Listening is a key skill in business
I also listen to our makers to understand the challenges that come with handmade products made from natural materials. They take great pride in what they do. All of our makers have been making traditional moccasins for over 20 years. I respect their craft and, despite my limited Polish, try my best to ensure they know this.
Working now for autumn/winter 2020
We discuss production capacities and plan our year ahead. To get the volumes of moccasins we need in an autumn/winter season, our team of makers need to produce slippers all year round.
The joys of the journey
I fly into Kraków and then drive a couple of hours to Zakopane, which is in the extreme south of Poland by the Tatra Mountains. I hear the scenery is breathtaking, however, I have been unlucky with the weather - I always seem to bring torrential rain or white-out blizzards with me!
My fabulous Polish fixers
I stay with my Polish host family in a small village with a few traditional wooden mountain houses, a shop and a small local school. I love this family - four generations hang out at the kitchen table talking for hours. The Poles have a great sense of humour and there is lots of banter between siblings. There are seven adult brothers and sisters all with wives & husbands and 11 children. There is a granny who is nearly 90 and a mum who, despite speaking no English, gives me the best hug!

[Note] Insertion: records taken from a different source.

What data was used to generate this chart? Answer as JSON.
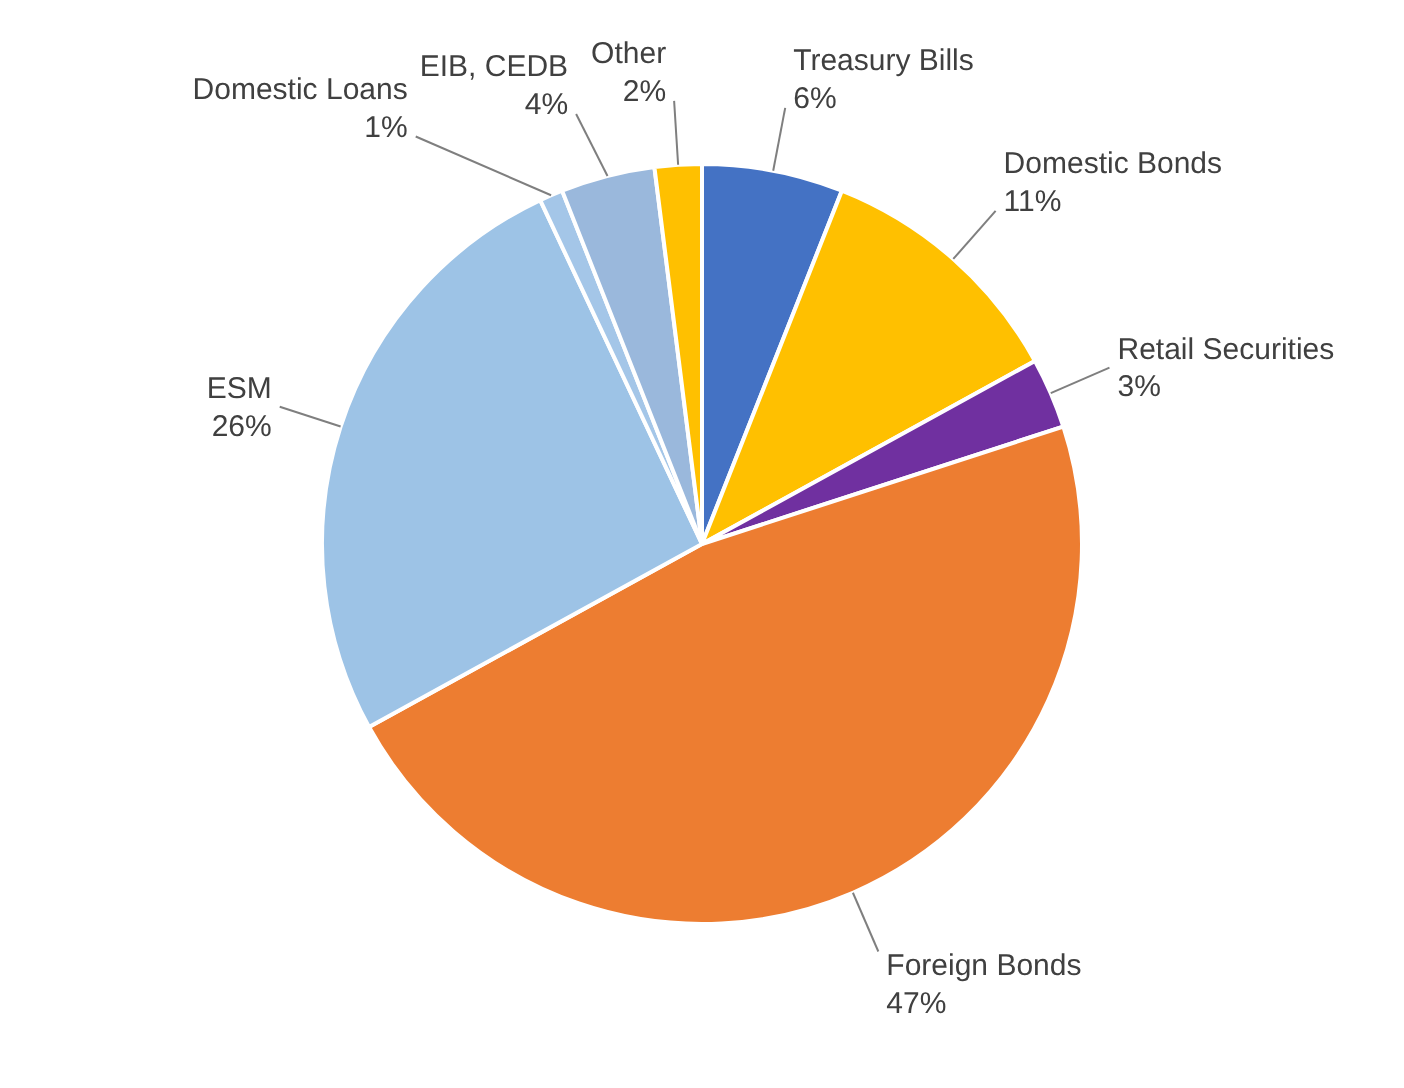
{
  "chart_data": {
    "type": "pie",
    "categories": [
      "Treasury Bills",
      "Domestic Bonds",
      "Retail Securities",
      "Foreign Bonds",
      "ESM",
      "Domestic Loans",
      "EIB, CEDB",
      "Other"
    ],
    "values": [
      6,
      11,
      3,
      47,
      26,
      1,
      4,
      2
    ],
    "colors": [
      "#4472c4",
      "#ffc000",
      "#7030a0",
      "#ed7d31",
      "#9dc3e6",
      "#a4c6e8",
      "#9ab8dc",
      "#ffc000"
    ],
    "value_labels": [
      "6%",
      "11%",
      "3%",
      "47%",
      "26%",
      "1%",
      "4%",
      "2%"
    ]
  }
}
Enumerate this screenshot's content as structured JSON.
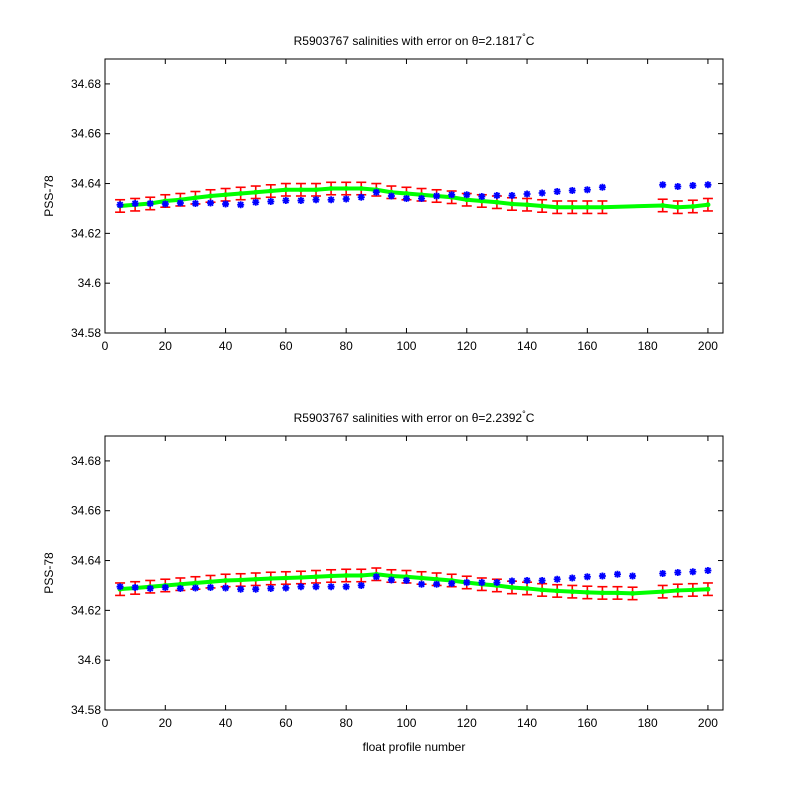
{
  "chart_data": [
    {
      "type": "scatter",
      "title": "R5903767 salinities with error on θ=2.1817°C",
      "title_parts": {
        "prefix": "R5903767 salinities with error on θ=2.1817",
        "degree": "°",
        "unit": "C"
      },
      "xlabel": "",
      "ylabel": "PSS-78",
      "xlim": [
        0,
        205
      ],
      "ylim": [
        34.58,
        34.69
      ],
      "x_ticks": [
        "0",
        "20",
        "40",
        "60",
        "80",
        "100",
        "120",
        "140",
        "160",
        "180",
        "200"
      ],
      "y_ticks": [
        "34.58",
        "34.6",
        "34.62",
        "34.64",
        "34.66",
        "34.68"
      ],
      "grid": false,
      "colors": {
        "measured": "#0000ff",
        "mapped": "#00ff00",
        "error": "#ff0000"
      },
      "series": [
        {
          "key": "measured",
          "marker": "star",
          "x": [
            5,
            10,
            15,
            20,
            25,
            30,
            35,
            40,
            45,
            50,
            55,
            60,
            65,
            70,
            75,
            80,
            85,
            90,
            95,
            100,
            105,
            110,
            115,
            120,
            125,
            130,
            135,
            140,
            145,
            150,
            155,
            160,
            165,
            185,
            190,
            195,
            200
          ],
          "y": [
            34.6315,
            34.632,
            34.632,
            34.6318,
            34.6322,
            34.632,
            34.6322,
            34.6318,
            34.6315,
            34.6325,
            34.6328,
            34.6332,
            34.6332,
            34.6335,
            34.6335,
            34.6338,
            34.6345,
            34.6365,
            34.635,
            34.634,
            34.634,
            34.635,
            34.6355,
            34.6355,
            34.6348,
            34.6352,
            34.6352,
            34.6358,
            34.6362,
            34.6368,
            34.6372,
            34.6375,
            34.6385,
            34.6395,
            34.6388,
            34.6392,
            34.6395
          ]
        },
        {
          "key": "mapped",
          "marker": "dot",
          "x": [
            5,
            10,
            15,
            20,
            25,
            30,
            35,
            40,
            45,
            50,
            55,
            60,
            65,
            70,
            75,
            80,
            85,
            90,
            95,
            100,
            105,
            110,
            115,
            120,
            125,
            130,
            135,
            140,
            145,
            150,
            155,
            160,
            165,
            185,
            190,
            195,
            200
          ],
          "y": [
            34.631,
            34.6315,
            34.632,
            34.633,
            34.6335,
            34.6343,
            34.635,
            34.6355,
            34.636,
            34.6365,
            34.637,
            34.6375,
            34.6375,
            34.6375,
            34.638,
            34.638,
            34.638,
            34.6375,
            34.6365,
            34.636,
            34.6355,
            34.635,
            34.6345,
            34.6335,
            34.633,
            34.6325,
            34.6318,
            34.6315,
            34.631,
            34.6305,
            34.6305,
            34.6305,
            34.6305,
            34.6312,
            34.6305,
            34.6308,
            34.6315
          ]
        },
        {
          "key": "error",
          "marker": "errorbar",
          "x": [
            5,
            10,
            15,
            20,
            25,
            30,
            35,
            40,
            45,
            50,
            55,
            60,
            65,
            70,
            75,
            80,
            85,
            90,
            95,
            100,
            105,
            110,
            115,
            120,
            125,
            130,
            135,
            140,
            145,
            150,
            155,
            160,
            165,
            185,
            190,
            195,
            200
          ],
          "y": [
            34.631,
            34.6315,
            34.632,
            34.633,
            34.6335,
            34.6343,
            34.635,
            34.6355,
            34.636,
            34.6365,
            34.637,
            34.6375,
            34.6375,
            34.6375,
            34.638,
            34.638,
            34.638,
            34.6375,
            34.6365,
            34.636,
            34.6355,
            34.635,
            34.6345,
            34.6335,
            34.633,
            34.6325,
            34.6318,
            34.6315,
            34.631,
            34.6305,
            34.6305,
            34.6305,
            34.6305,
            34.6312,
            34.6305,
            34.6308,
            34.6315
          ],
          "err": [
            0.0025,
            0.0025,
            0.0025,
            0.0025,
            0.0025,
            0.0025,
            0.0025,
            0.0025,
            0.0025,
            0.0025,
            0.0025,
            0.0025,
            0.0025,
            0.0025,
            0.0025,
            0.0025,
            0.0025,
            0.0025,
            0.0025,
            0.0025,
            0.0025,
            0.0025,
            0.0025,
            0.0025,
            0.0025,
            0.0025,
            0.0025,
            0.0025,
            0.0025,
            0.0025,
            0.0025,
            0.0025,
            0.0025,
            0.0025,
            0.0025,
            0.0025,
            0.0025
          ]
        }
      ]
    },
    {
      "type": "scatter",
      "title": "R5903767 salinities with error on θ=2.2392°C",
      "title_parts": {
        "prefix": "R5903767 salinities with error on θ=2.2392",
        "degree": "°",
        "unit": "C"
      },
      "xlabel": "float profile number",
      "ylabel": "PSS-78",
      "xlim": [
        0,
        205
      ],
      "ylim": [
        34.58,
        34.69
      ],
      "x_ticks": [
        "0",
        "20",
        "40",
        "60",
        "80",
        "100",
        "120",
        "140",
        "160",
        "180",
        "200"
      ],
      "y_ticks": [
        "34.58",
        "34.6",
        "34.62",
        "34.64",
        "34.66",
        "34.68"
      ],
      "grid": false,
      "colors": {
        "measured": "#0000ff",
        "mapped": "#00ff00",
        "error": "#ff0000"
      },
      "series": [
        {
          "key": "measured",
          "marker": "star",
          "x": [
            5,
            10,
            15,
            20,
            25,
            30,
            35,
            40,
            45,
            50,
            55,
            60,
            65,
            70,
            75,
            80,
            85,
            90,
            95,
            100,
            105,
            110,
            115,
            120,
            125,
            130,
            135,
            140,
            145,
            150,
            155,
            160,
            165,
            170,
            175,
            185,
            190,
            195,
            200
          ],
          "y": [
            34.6295,
            34.6292,
            34.6288,
            34.6292,
            34.6288,
            34.629,
            34.6292,
            34.629,
            34.6285,
            34.6285,
            34.6288,
            34.629,
            34.6295,
            34.6295,
            34.6295,
            34.6295,
            34.63,
            34.6335,
            34.6322,
            34.632,
            34.6305,
            34.6305,
            34.6308,
            34.6312,
            34.6312,
            34.6312,
            34.6318,
            34.632,
            34.632,
            34.6325,
            34.633,
            34.6335,
            34.6338,
            34.6345,
            34.6338,
            34.6348,
            34.6352,
            34.6355,
            34.636
          ]
        },
        {
          "key": "mapped",
          "marker": "dot",
          "x": [
            5,
            10,
            15,
            20,
            25,
            30,
            35,
            40,
            45,
            50,
            55,
            60,
            65,
            70,
            75,
            80,
            85,
            90,
            95,
            100,
            105,
            110,
            115,
            120,
            125,
            130,
            135,
            140,
            145,
            150,
            155,
            160,
            165,
            170,
            175,
            185,
            190,
            195,
            200
          ],
          "y": [
            34.6285,
            34.629,
            34.6295,
            34.63,
            34.6305,
            34.631,
            34.6315,
            34.632,
            34.6322,
            34.6325,
            34.6328,
            34.633,
            34.6332,
            34.6335,
            34.6338,
            34.634,
            34.634,
            34.6345,
            34.6338,
            34.6335,
            34.633,
            34.6325,
            34.632,
            34.6312,
            34.6305,
            34.63,
            34.6292,
            34.6288,
            34.6282,
            34.6278,
            34.6275,
            34.6272,
            34.627,
            34.627,
            34.6268,
            34.6275,
            34.628,
            34.6282,
            34.6285
          ]
        },
        {
          "key": "error",
          "marker": "errorbar",
          "x": [
            5,
            10,
            15,
            20,
            25,
            30,
            35,
            40,
            45,
            50,
            55,
            60,
            65,
            70,
            75,
            80,
            85,
            90,
            95,
            100,
            105,
            110,
            115,
            120,
            125,
            130,
            135,
            140,
            145,
            150,
            155,
            160,
            165,
            170,
            175,
            185,
            190,
            195,
            200
          ],
          "y": [
            34.6285,
            34.629,
            34.6295,
            34.63,
            34.6305,
            34.631,
            34.6315,
            34.632,
            34.6322,
            34.6325,
            34.6328,
            34.633,
            34.6332,
            34.6335,
            34.6338,
            34.634,
            34.634,
            34.6345,
            34.6338,
            34.6335,
            34.633,
            34.6325,
            34.632,
            34.6312,
            34.6305,
            34.63,
            34.6292,
            34.6288,
            34.6282,
            34.6278,
            34.6275,
            34.6272,
            34.627,
            34.627,
            34.6268,
            34.6275,
            34.628,
            34.6282,
            34.6285
          ],
          "err": [
            0.0025,
            0.0025,
            0.0025,
            0.0025,
            0.0025,
            0.0025,
            0.0025,
            0.0025,
            0.0025,
            0.0025,
            0.0025,
            0.0025,
            0.0025,
            0.0025,
            0.0025,
            0.0025,
            0.0025,
            0.0025,
            0.0025,
            0.0025,
            0.0025,
            0.0025,
            0.0025,
            0.0025,
            0.0025,
            0.0025,
            0.0025,
            0.0025,
            0.0025,
            0.0025,
            0.0025,
            0.0025,
            0.0025,
            0.0025,
            0.0025,
            0.0025,
            0.0025,
            0.0025,
            0.0025
          ]
        }
      ]
    }
  ]
}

Culturally, the Poles from this region are very proud and very private. I respect both of these qualities. They laugh at the English and say we can’t utter a sentence without saying ‘please’, ‘thank you’ or ‘sorry’. They are far more direct than the English but 100% sincere and very generous.
Sustainable living as standard
I love the way my host family live - nothing is disposable or wasted - no food is thrown out. Household items are bought once and maintained. Fashion and design schemes are seen as being frivolous - everything is rated purely on its practical use. They live sustainably - and not necessarily for environmental reasons - but because they have brought up to be self-sufficient, growing and rearing their own food and making what they have last.
A successful business trip involves
Coming back full of ideas and having met great people with whom I can form successful partnerships.
These are my business trip travel essentials
My work samples, yarns, trims and books take up most of my small carryon suitcase so there isn’t much space for personal items. However, I never travel without a good novel, my journal for scribbling new ideas, plus all of my many lists. My kids often hide letters in my suitcase which are always a real joy to find when I’m away from home.
The best things about returning to The Small Home
My family. I appreciate them all the more for being away from them. And of course, coffee just as I like it!